Ask The Dentist #4: Handling dental phobias!

Posted Mar 15th, 2017

Ask The Dentist #4: Handling dental phobias!

Ask The Dentist is a series of columns written by Dr. Mady to answer your questions about dentistry and oral health!

Dear Dr. Mady: I have been avoiding the dentist for the past 19 years due to a great fear I have of dentists. I remember as a child, I had difficulty even entering my dentist’s office. Now I am at a stage where I have had constant pain for three months straight and I know that I need teeth pulled. What do you really think is wrong with me and what can I do? - Anxiety Ridden

Dear Anxious One: Being a current practicing dentist, I can tell you that there is not a day that goes by that I do not observe some form of anxiety in most of the patients that I treat. There is something about dentistry that excites fear in many individuals and this is nothing to be ashamed of. Don’t feel that you are alone.

Having dental anxiety or a dental phobia most of the time is manageable with respect to treatment, but if you find it impossible to cope with, then the problem is more serious. Dental Phobia is a more serious condition than anxiety or fear, but it can be successfully treated.

As far as the reasons behind these intimidating conditions, they are numerous. Most individuals, and maybe yourself, relate their dental fears and phobias to a childhood dental experience. This may not even have been a negative experience at all, but the setting just dictated the start of apprehensive feelings.

As a result of these feelings, most people like yourself evolve into poor attendees when it comes to keeping dental appointments, even if these dental visits are desperately needed.

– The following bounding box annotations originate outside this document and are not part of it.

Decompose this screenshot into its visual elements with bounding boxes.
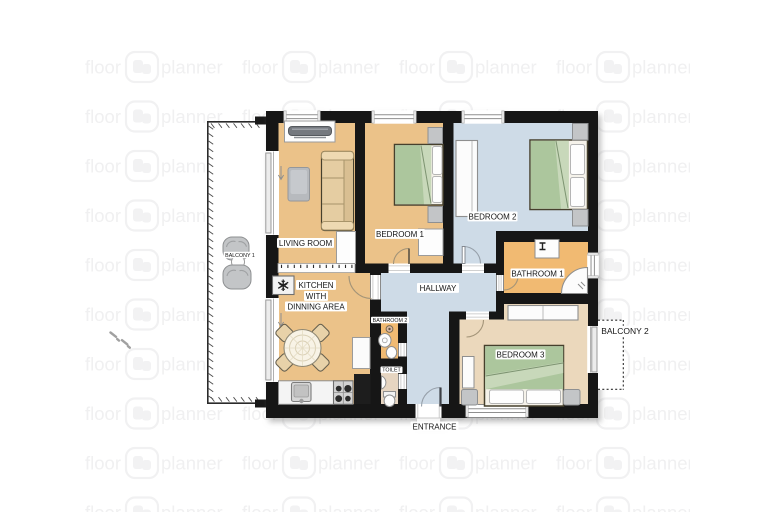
svg-text:floor: floor bbox=[85, 403, 121, 424]
svg-text:planner: planner bbox=[475, 453, 537, 474]
svg-text:floor: floor bbox=[85, 453, 121, 474]
svg-text:ENTRANCE: ENTRANCE bbox=[412, 422, 456, 431]
svg-text:planner: planner bbox=[632, 205, 694, 226]
svg-text:floor: floor bbox=[242, 57, 278, 78]
svg-text:planner: planner bbox=[632, 453, 694, 474]
svg-text:BEDROOM 2: BEDROOM 2 bbox=[468, 212, 517, 221]
svg-text:DINNING AREA: DINNING AREA bbox=[287, 302, 345, 311]
svg-text:planner: planner bbox=[318, 453, 380, 474]
svg-text:planner: planner bbox=[161, 57, 223, 78]
svg-text:floor: floor bbox=[556, 453, 592, 474]
svg-text:floor: floor bbox=[399, 502, 435, 512]
svg-text:planner: planner bbox=[161, 453, 223, 474]
svg-text:floor: floor bbox=[85, 57, 121, 78]
svg-text:floor: floor bbox=[85, 502, 121, 512]
svg-text:planner: planner bbox=[632, 354, 694, 375]
svg-text:WITH: WITH bbox=[306, 292, 327, 301]
svg-text:floor: floor bbox=[85, 354, 121, 375]
svg-text:planner: planner bbox=[161, 502, 223, 512]
svg-text:LIVING ROOM: LIVING ROOM bbox=[279, 239, 333, 248]
svg-text:floor: floor bbox=[556, 502, 592, 512]
svg-text:floor: floor bbox=[85, 205, 121, 226]
svg-text:planner: planner bbox=[632, 255, 694, 276]
svg-text:KITCHEN: KITCHEN bbox=[298, 281, 333, 290]
svg-text:planner: planner bbox=[318, 57, 380, 78]
svg-text:floor: floor bbox=[85, 304, 121, 325]
svg-text:BALCONY 1: BALCONY 1 bbox=[225, 253, 255, 259]
svg-text:floor: floor bbox=[85, 255, 121, 276]
svg-text:BEDROOM 1: BEDROOM 1 bbox=[376, 230, 425, 239]
svg-text:planner: planner bbox=[161, 403, 223, 424]
svg-text:floor: floor bbox=[399, 453, 435, 474]
svg-text:TOILET: TOILET bbox=[382, 368, 401, 374]
svg-text:floor: floor bbox=[242, 502, 278, 512]
svg-text:planner: planner bbox=[632, 403, 694, 424]
svg-text:floor: floor bbox=[85, 156, 121, 177]
svg-text:floor: floor bbox=[556, 57, 592, 78]
svg-text:BATHROOM 1: BATHROOM 1 bbox=[511, 269, 564, 278]
svg-text:floor: floor bbox=[85, 106, 121, 127]
svg-text:planner: planner bbox=[475, 57, 537, 78]
svg-text:planner: planner bbox=[475, 502, 537, 512]
svg-text:planner: planner bbox=[632, 156, 694, 177]
svg-text:BALCONY 2: BALCONY 2 bbox=[601, 326, 649, 336]
svg-text:HALLWAY: HALLWAY bbox=[420, 284, 457, 293]
svg-text:floor: floor bbox=[242, 453, 278, 474]
svg-text:BATHROOM 2: BATHROOM 2 bbox=[373, 318, 408, 324]
svg-text:planner: planner bbox=[632, 57, 694, 78]
svg-text:planner: planner bbox=[632, 502, 694, 512]
svg-text:floor: floor bbox=[399, 57, 435, 78]
svg-text:planner: planner bbox=[318, 502, 380, 512]
svg-text:planner: planner bbox=[632, 304, 694, 325]
svg-text:planner: planner bbox=[632, 106, 694, 127]
svg-text:BEDROOM 3: BEDROOM 3 bbox=[496, 350, 545, 359]
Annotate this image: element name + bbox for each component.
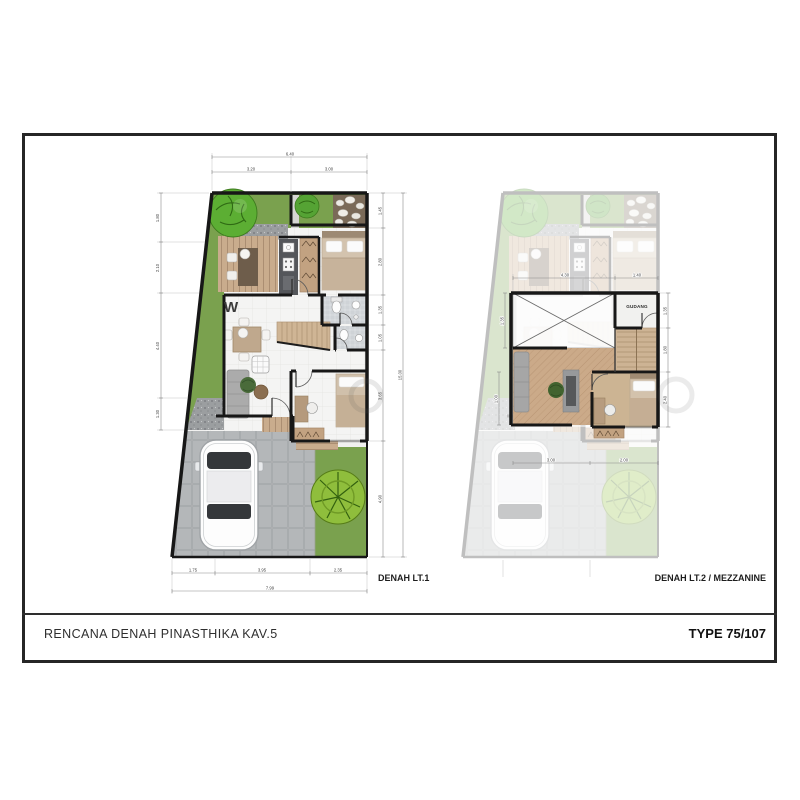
svg-text:3.20: 3.20: [247, 167, 256, 172]
svg-text:6.40: 6.40: [286, 152, 295, 157]
svg-text:1.35: 1.35: [663, 306, 668, 315]
bathroom-1: [323, 296, 367, 324]
person-icon: [605, 405, 616, 416]
car: [195, 440, 263, 550]
svg-text:1.05: 1.05: [378, 333, 383, 342]
car-rear-window: [207, 504, 251, 519]
svg-text:1.40: 1.40: [633, 273, 642, 278]
stove-icon: [283, 258, 294, 271]
tree-icon: [209, 189, 257, 237]
sink-icon: [355, 334, 362, 341]
master-bed: [322, 231, 367, 290]
svg-text:1.30: 1.30: [155, 409, 160, 418]
mezz-bed: [630, 374, 658, 425]
car-windshield: [207, 452, 251, 469]
person-icon: [238, 328, 248, 338]
svg-text:4.90: 4.90: [378, 494, 383, 503]
coffee-table: [252, 356, 269, 373]
wardrobe-hall: [300, 238, 318, 292]
tree-icon: [311, 470, 365, 524]
svg-text:1.80: 1.80: [663, 345, 668, 354]
car-roof: [207, 471, 251, 502]
tv-console: [563, 370, 579, 412]
floor-plan-lt1-content: [172, 189, 367, 557]
wardrobe: [294, 428, 324, 440]
bathroom-2: [335, 326, 367, 349]
person-icon: [307, 403, 318, 414]
svg-text:3.95: 3.95: [258, 568, 267, 573]
svg-text:1.35: 1.35: [500, 316, 505, 325]
svg-text:2.35: 2.35: [334, 568, 343, 573]
work-deck: [218, 236, 278, 292]
side-table: [254, 385, 268, 399]
mezz-sofa: [514, 352, 529, 412]
drawing-sheet-canvas: RENCANA DENAH PINASTHIKA KAV.5 TYPE 75/1…: [0, 0, 800, 800]
desk: [295, 396, 308, 422]
mezz-wardrobe: [594, 427, 624, 438]
stairs: [615, 328, 658, 372]
plan-label-lt1: DENAH LT.1: [378, 573, 429, 583]
svg-text:1.00: 1.00: [494, 394, 499, 403]
svg-text:1.80: 1.80: [155, 213, 160, 222]
sink-icon: [352, 301, 360, 309]
svg-text:3.00: 3.00: [325, 167, 334, 172]
svg-text:3.00: 3.00: [547, 458, 556, 463]
pillow: [326, 241, 342, 252]
kitchen: [279, 239, 298, 295]
pillow: [347, 241, 363, 252]
mezzanine-level: GUDANG: [511, 291, 658, 438]
tree-icon: [295, 194, 319, 218]
svg-text:2.00: 2.00: [620, 458, 629, 463]
svg-text:4.30: 4.30: [561, 273, 570, 278]
svg-text:4.40: 4.40: [155, 341, 160, 350]
svg-text:15.00: 15.00: [398, 369, 403, 380]
watermark-w: W: [224, 299, 239, 316]
svg-text:2.10: 2.10: [155, 263, 160, 272]
stone-garden: [333, 195, 367, 228]
svg-text:1.45: 1.45: [378, 206, 383, 215]
svg-text:7.99: 7.99: [266, 586, 275, 591]
gudang-room: [615, 293, 658, 328]
plan-label-lt2: DENAH LT.2 / MEZZANINE: [655, 573, 766, 583]
plant-icon: [548, 382, 564, 398]
svg-text:2.80: 2.80: [378, 257, 383, 266]
gudang-label: GUDANG: [626, 304, 648, 309]
person-icon: [240, 249, 250, 259]
entry-deck: [262, 417, 294, 432]
floor-plans-drawing: GUDANG: [0, 0, 800, 800]
svg-text:1.35: 1.35: [378, 305, 383, 314]
void-area: [513, 293, 615, 348]
toilet-icon: [332, 301, 341, 313]
svg-text:1.75: 1.75: [189, 568, 198, 573]
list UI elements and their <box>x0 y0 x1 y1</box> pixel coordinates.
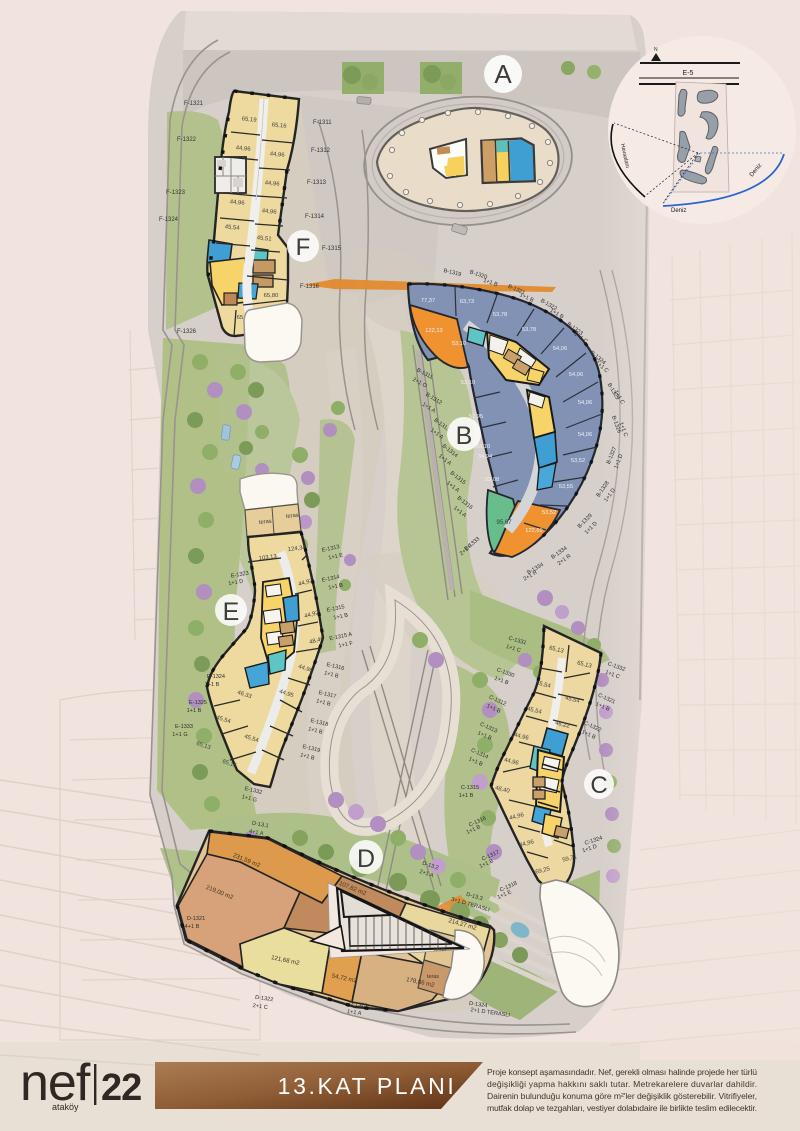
svg-text:F-1326: F-1326 <box>177 329 197 335</box>
svg-text:E-1333: E-1333 <box>175 724 193 730</box>
svg-text:C-1315: C-1315 <box>461 785 479 791</box>
svg-text:E: E <box>223 598 240 626</box>
svg-text:F-1312: F-1312 <box>311 148 331 154</box>
svg-text:mutfak dolap ve tezgahları, ve: mutfak dolap ve tezgahları, vestiyer dol… <box>487 1103 757 1113</box>
svg-text:65,80: 65,80 <box>264 293 279 299</box>
svg-text:1+1 G: 1+1 G <box>172 732 187 738</box>
svg-text:değişikliği yapma hakkını sakl: değişikliği yapma hakkını saklı tutar. M… <box>487 1079 757 1089</box>
svg-text:1+1 B: 1+1 B <box>459 793 474 799</box>
svg-text:Proje konsept aşamasındadır. N: Proje konsept aşamasındadır. Nef, gerekl… <box>487 1067 757 1077</box>
svg-text:E-1324: E-1324 <box>207 674 225 680</box>
svg-text:34,94: 34,94 <box>478 454 492 460</box>
svg-text:95,67: 95,67 <box>496 520 512 526</box>
svg-text:A: A <box>494 59 512 89</box>
svg-text:53,78: 53,78 <box>493 312 507 318</box>
svg-text:E-1325: E-1325 <box>189 700 207 706</box>
svg-text:Deniz: Deniz <box>671 208 686 214</box>
svg-text:teras: teras <box>427 974 439 980</box>
svg-text:53,10: 53,10 <box>476 444 490 450</box>
svg-text:F-1323: F-1323 <box>166 190 186 196</box>
svg-text:77,37: 77,37 <box>421 298 435 304</box>
svg-text:F-1313: F-1313 <box>307 180 327 186</box>
svg-text:Dairenin bulunduğu konuma göre: Dairenin bulunduğu konuma göre m²'ler de… <box>487 1091 757 1101</box>
svg-text:53,52: 53,52 <box>571 458 585 464</box>
svg-text:F-1324: F-1324 <box>159 217 179 223</box>
svg-text:122,69: 122,69 <box>525 528 542 534</box>
svg-text:53,78: 53,78 <box>522 327 536 333</box>
svg-text:B: B <box>456 422 473 450</box>
svg-text:1+1 B: 1+1 B <box>205 682 220 688</box>
svg-text:N: N <box>654 47 658 53</box>
svg-text:53,55: 53,55 <box>559 484 573 490</box>
svg-text:D: D <box>357 845 375 873</box>
svg-text:F-1315: F-1315 <box>322 246 342 252</box>
svg-text:13.KAT PLANI: 13.KAT PLANI <box>278 1073 457 1099</box>
svg-text:E-5: E-5 <box>683 70 694 77</box>
svg-text:F-1314: F-1314 <box>305 214 325 220</box>
svg-text:F: F <box>296 234 311 261</box>
svg-text:53,08: 53,08 <box>485 477 499 483</box>
svg-text:54,06: 54,06 <box>553 346 567 352</box>
svg-text:C: C <box>590 772 607 799</box>
svg-text:F-1322: F-1322 <box>177 137 197 143</box>
svg-text:122,13: 122,13 <box>425 328 442 334</box>
svg-text:D-1321: D-1321 <box>187 916 205 922</box>
svg-text:54,06: 54,06 <box>578 432 592 438</box>
svg-text:53,10: 53,10 <box>461 380 475 386</box>
svg-text:53,52: 53,52 <box>542 510 556 516</box>
svg-text:53,10: 53,10 <box>452 341 466 347</box>
svg-text:4+1 B: 4+1 B <box>185 924 200 930</box>
svg-text:F-1311: F-1311 <box>313 120 332 126</box>
svg-text:63,73: 63,73 <box>460 299 474 305</box>
svg-text:F-1321: F-1321 <box>184 101 204 107</box>
svg-text:54,06: 54,06 <box>578 400 592 406</box>
svg-text:1+1 B: 1+1 B <box>187 708 202 714</box>
svg-text:22: 22 <box>101 1067 141 1109</box>
svg-text:54,06: 54,06 <box>569 372 583 378</box>
svg-text:F-1316: F-1316 <box>300 284 320 290</box>
svg-text:teras: teras <box>434 947 446 953</box>
svg-text:ataköy: ataköy <box>52 1102 79 1112</box>
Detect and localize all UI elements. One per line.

Therefore dental phobics are usually more in need of dental treatment than most others.

Phobia is a different problem than anxiety, and it may be more of a phobia that you are experiencing than anxiety.

The reason I conclude this is because you appear to be demonstrating avoidance behaviour. By this, I mean that you seem to be completely avoiding a threatening situation. This would not be as much of a problem if your phobia were associated with something that you could avoid your entire life without recourse, but teeth always need attention at some point.

A dental phobic usually is well aware that the fear is irrational, but feels unable to do much about it. It could even make you feel faint, nauseated, and even have heart palpitations at certain times. In severe cases, the phobic patient may actually fear the symptoms that are elicited from the phobic situation due to a lack of control.

If you need to combat this problem immediately, get support from friends and relatives who can recommend a sympathetic dentist that you can discuss your problem with before any treatment is initiated. Most dentists will have come across this many times before and will be very used to the problem.

This dentist will be able to offer you (or by referral to specialists) many methods that will assist you, including nitrous-oxide inhalation sedation, intravenous sedation (deep relaxation with full or partial memory loss), or even general anesthesia (total sleep, ultimate sedation). Many anxious and phobic patients also have an option of taking pre-medication with certain calming drugs just prior to their appointments. Included in this list are Valium and Ativan tablets, but still many feel that these type of drugs used for this purpose fall short of adequate sedation. I guess it just depends on the individual.

It sounds like you need to make a phone call now to schedule a meeting “just to talk” at first. Do not be embarrassed because health professionals will understand. You may even contemplate asking your family physician to recommend a good psychotherapist or hypnotist. These skilled and experienced therapists have a reputation for helping people like yourself “extract” the problem, so to speak!